You usually hear them before they bite you.
Oil crossed back above $100 a barrel this week, and while Wall Street traders may shrug and CNBC talking heads may holler about “market stabilization,” regular Americans are about to get reacquainted with an old enemy: the glowing numbers at the gas pump.
And those numbers don’t care about your politics.
They don’t care if you drive a lifted F-250 with three flag decals or a sensible hybrid with an NPR tote bag in the back seat. When oil spikes, everybody pays. The trucker hauling lettuce from California pays. The bartender driving home at 3 a.m. pays. The suburban dad filling up before work pays. And eventually, the grocery bill pays too.
That’s the part folks forget.
Oil isn’t just gasoline. Oil is modern civilization with a barcode on it.
When crude jumps above $100, the first thing that happens is traders start sweating through expensive suits in New York, London, and Singapore. Futures markets react instantly. Refiners start recalculating costs. Shipping companies begin adding “risk premiums,” which is a fancy corporate phrase meaning: you’re fixing to pay more.
But average Americans don’t feel it immediately.
For a few days, most people keep driving around, thinking nothing happened. Then, stations begin refilling their underground tanks with more expensive fuel. That’s when prices creep upward a nickel here, fifteen cents there.
Within a week or two, it hits like a baseball bat.
And diesel usually sounds the alarm first.
Diesel is the bloodstream of the American economy. Every Walmart shelf, every Amazon package, every refrigerated trailer full of chicken wings barreling down I-10 depends on diesel. When diesel prices rise, inflation doesn’t politely knock at the door. It kicks it in wearing work boots.
That’s why old-timers in trucking towns watch diesel signs the way farmers watch the sky.

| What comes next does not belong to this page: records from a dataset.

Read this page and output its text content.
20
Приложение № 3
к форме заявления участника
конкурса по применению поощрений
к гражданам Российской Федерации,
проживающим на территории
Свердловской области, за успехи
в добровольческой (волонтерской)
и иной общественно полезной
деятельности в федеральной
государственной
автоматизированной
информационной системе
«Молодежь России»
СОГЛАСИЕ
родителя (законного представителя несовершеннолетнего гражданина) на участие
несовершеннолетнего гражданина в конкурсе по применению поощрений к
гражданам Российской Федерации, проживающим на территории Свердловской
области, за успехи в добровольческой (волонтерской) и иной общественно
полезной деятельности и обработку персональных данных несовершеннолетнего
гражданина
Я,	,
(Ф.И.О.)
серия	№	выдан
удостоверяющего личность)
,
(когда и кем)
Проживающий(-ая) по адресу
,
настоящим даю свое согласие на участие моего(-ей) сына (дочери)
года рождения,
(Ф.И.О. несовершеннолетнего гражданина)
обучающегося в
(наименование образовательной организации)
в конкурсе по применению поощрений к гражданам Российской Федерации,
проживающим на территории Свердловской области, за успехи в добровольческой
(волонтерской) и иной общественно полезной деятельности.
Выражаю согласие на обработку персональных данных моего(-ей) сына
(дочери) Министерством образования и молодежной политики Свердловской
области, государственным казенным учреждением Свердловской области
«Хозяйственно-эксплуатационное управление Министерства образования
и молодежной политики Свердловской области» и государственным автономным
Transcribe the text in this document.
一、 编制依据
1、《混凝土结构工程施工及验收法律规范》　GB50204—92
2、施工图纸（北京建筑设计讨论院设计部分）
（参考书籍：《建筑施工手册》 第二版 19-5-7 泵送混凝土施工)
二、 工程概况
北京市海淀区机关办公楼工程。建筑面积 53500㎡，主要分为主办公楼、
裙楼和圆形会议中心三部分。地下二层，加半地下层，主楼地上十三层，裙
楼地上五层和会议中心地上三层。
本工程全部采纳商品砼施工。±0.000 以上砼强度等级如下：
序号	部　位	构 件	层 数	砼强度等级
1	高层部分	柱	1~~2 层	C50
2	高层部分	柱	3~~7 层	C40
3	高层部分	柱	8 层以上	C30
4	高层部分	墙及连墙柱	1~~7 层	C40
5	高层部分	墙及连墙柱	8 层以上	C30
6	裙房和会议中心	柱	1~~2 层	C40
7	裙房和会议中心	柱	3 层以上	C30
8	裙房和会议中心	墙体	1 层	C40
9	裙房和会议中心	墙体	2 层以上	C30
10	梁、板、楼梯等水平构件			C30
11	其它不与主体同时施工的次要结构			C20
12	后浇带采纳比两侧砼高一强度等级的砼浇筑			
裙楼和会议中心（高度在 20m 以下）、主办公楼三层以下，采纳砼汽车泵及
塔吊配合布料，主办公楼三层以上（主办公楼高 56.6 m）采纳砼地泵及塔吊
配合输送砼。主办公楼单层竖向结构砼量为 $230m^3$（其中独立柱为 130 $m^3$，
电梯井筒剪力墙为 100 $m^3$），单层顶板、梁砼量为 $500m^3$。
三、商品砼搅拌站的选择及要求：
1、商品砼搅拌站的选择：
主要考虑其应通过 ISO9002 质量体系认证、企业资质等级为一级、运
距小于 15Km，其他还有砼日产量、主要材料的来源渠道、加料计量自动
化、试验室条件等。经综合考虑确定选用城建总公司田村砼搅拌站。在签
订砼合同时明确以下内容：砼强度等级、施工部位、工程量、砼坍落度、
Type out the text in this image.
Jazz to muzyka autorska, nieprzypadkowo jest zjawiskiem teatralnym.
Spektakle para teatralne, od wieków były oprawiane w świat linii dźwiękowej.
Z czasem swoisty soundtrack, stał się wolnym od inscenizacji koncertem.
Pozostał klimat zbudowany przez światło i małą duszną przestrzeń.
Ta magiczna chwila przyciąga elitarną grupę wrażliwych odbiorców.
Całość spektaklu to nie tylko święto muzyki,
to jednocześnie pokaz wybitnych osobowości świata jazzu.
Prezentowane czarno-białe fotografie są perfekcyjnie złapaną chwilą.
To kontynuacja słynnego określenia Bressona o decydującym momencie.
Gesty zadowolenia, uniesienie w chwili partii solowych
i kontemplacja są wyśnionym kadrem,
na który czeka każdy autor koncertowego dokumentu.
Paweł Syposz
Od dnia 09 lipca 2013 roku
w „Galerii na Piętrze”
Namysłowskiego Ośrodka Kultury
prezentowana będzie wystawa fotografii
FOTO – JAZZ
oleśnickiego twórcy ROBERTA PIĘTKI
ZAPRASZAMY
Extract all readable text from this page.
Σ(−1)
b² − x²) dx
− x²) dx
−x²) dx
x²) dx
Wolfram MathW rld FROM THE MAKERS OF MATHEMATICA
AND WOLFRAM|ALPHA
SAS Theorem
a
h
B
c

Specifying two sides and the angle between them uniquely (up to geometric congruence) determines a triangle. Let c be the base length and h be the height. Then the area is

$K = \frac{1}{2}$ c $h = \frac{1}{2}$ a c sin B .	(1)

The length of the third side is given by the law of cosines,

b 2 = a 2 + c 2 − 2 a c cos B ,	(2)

Now here’s the uncomfortable truth nobody in Washington likes discussing honestly: America can drill more oil and still get hammered by global prices.
Because oil is a world market.
If tankers get nervous in the Persian Gulf, prices rise in Florida. If shipping insurers panic in London, diesel climbs in Ohio. If somebody rattles sabers near the Strait of Hormuz — where roughly a fifth of the world’s oil passes through — the entire global economy suddenly remembers geography matters.
Funny how maps still matter after all those TED Talks about globalization making borders irrelevant.
And before somebody starts yelling that presidents control gas prices like thermostats in the Oval Office, let’s calm down. Presidents influence energy policy, yes. Regulations matter. Production matters. Strategic reserves matter.
But presidents do not stand behind the Chevron station adjusting prices by hand.
The truth is messier than cable news wants to admit.
Oil markets run on fear almost as much as supply. Sometimes traders panic over disruptions that never happen. Sometimes wars explode and prices barely move because markets expected worse. And sometimes one missile, one tanker fire, or one blocked shipping lane sends crude soaring faster than politicians can rush to microphones.
What Americans should watch now is not just oil prices themselves, but how long they stay elevated.
A one-week spike hurts. A two-month spike changes household budgets. A sustained stretch above $100 starts reshaping consumer behavior. People cancel trips. Trucking companies add surcharges. Airlines raise fares. Small businesses quietly stop hiring.
And somewhere in America, a single mom standing at Pump 6 starts doing math in her head she shouldn’t have to do.
That’s when oil stops being an economic story and becomes a human one.
The New York Mercantile Exchange sees commodities.
Working people see rent money evaporating one gallon at a time.
And that, as always, is where the real story lives.